Film & Television

What They Had, A Tender Film
About a Terrible Disease

The Alzheimer’s Association estimates that there are currently 5.7 million Americans living with this terrible disease. By 2050, that number is expected to increase to 14 million. Many, if not most, of us have already been touched by Alzheimer’s.

In my case, I’ve seen its effects on my husband’s grandmother, mother, aunt, and cousin.

First-time director Elizabeth Chomko watched her family go through it with her grandmother, from the challenges of caregiving, to the shifting of roles, to the eventual loss. An actress and playwright, she decided to write a movie both to pay homage to her family and to help them deal with their grief.

Submitting her script in 2014, Chomko was chosen for the Sundance Institute Screenwriter’s Lab. The following year, the script was selected for a Nicholl Fellowship in Screenwriting. With Chomko directing, and an impressive cast of Hollywood A-listers, the movie What They Had premiered at the Sundance Film Festival last January.

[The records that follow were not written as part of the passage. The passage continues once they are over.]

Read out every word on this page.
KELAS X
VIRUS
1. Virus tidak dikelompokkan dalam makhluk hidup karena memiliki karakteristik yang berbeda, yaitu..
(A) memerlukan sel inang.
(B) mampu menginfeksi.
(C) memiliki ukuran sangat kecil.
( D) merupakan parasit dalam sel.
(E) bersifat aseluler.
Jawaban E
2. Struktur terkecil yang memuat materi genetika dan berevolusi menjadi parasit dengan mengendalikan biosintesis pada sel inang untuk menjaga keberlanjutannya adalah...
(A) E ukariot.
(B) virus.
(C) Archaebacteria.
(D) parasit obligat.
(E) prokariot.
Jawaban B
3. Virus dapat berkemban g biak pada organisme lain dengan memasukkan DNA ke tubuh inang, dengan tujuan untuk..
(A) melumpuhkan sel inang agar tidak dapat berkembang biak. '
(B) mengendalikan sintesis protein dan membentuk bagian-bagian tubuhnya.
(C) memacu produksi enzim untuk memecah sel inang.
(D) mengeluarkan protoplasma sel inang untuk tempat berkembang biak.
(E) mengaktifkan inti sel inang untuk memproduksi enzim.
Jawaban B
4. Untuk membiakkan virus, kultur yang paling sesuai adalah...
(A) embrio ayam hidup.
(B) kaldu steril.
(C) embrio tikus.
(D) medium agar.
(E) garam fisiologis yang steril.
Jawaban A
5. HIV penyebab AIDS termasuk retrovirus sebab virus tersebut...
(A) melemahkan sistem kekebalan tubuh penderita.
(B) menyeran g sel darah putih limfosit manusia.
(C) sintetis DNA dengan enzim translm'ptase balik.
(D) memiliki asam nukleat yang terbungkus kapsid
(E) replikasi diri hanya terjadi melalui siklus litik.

What They Had begins with a crisis. Chicago bar owner Nicky calls his sister Bridget in California because their mother Ruth, suffering from Alzheimer’s, has wandered off in the middle of a snowy night. Bridget flies out with her sullen college-student daughter Emma. Much to everyone’s relief, especially family patriarch Burt, Ruth is found and safe in a local hospital. It turns out she was trying to go home — not to the condo where she lives with Burt, but to her childhood home, a train ride away.

When a young doctor asks the family to step out so she can do a pelvic exam, they learn to their horror (and that of the audience) that many dementia patients who wander out are sexually assaulted. Clearly, Ruth’s condition has reached a point that the family must deal with.

The problem is Burt. Stern, stubborn, and a devout Catholic, he takes his wedding vows literally. He will stay with Ruth and care for her “in sickness and health.” And, he is truly marvelous with her, patient, kind, and loving. He gently corrects when necessary, but goes along with her more often than not. At times, she thinks he’s her boyfriend. At one point, she announces to the family that she’s going to have a baby. At another, she worries that her mother must be wondering where she is. Although her condition is deteriorating, and Bridget and Nicky believe she would be better off in a residential memory care program, Burt is adamant. “She’s my girl. You can’t take my girl away from me.”

Bridget and Nicky may think they know what’s best for their mother, but neither is having much success with their own life. Nicky has been thrown out by his long-time girlfriend because he refuses to commit. Bridget is struggling with her daughter and feels suffocated in a passionless marriage. The siblings have a deep bond, but it doesn’t keep them from bickering and it doesn’t prevent old resentments from surfacing. The inter-family relationships are immediately recognizable and feel completely authentic.

In fact, Chomko’s screenplay rings true at all times. And, it certainly helps that her dialogue is being read by such fine actors.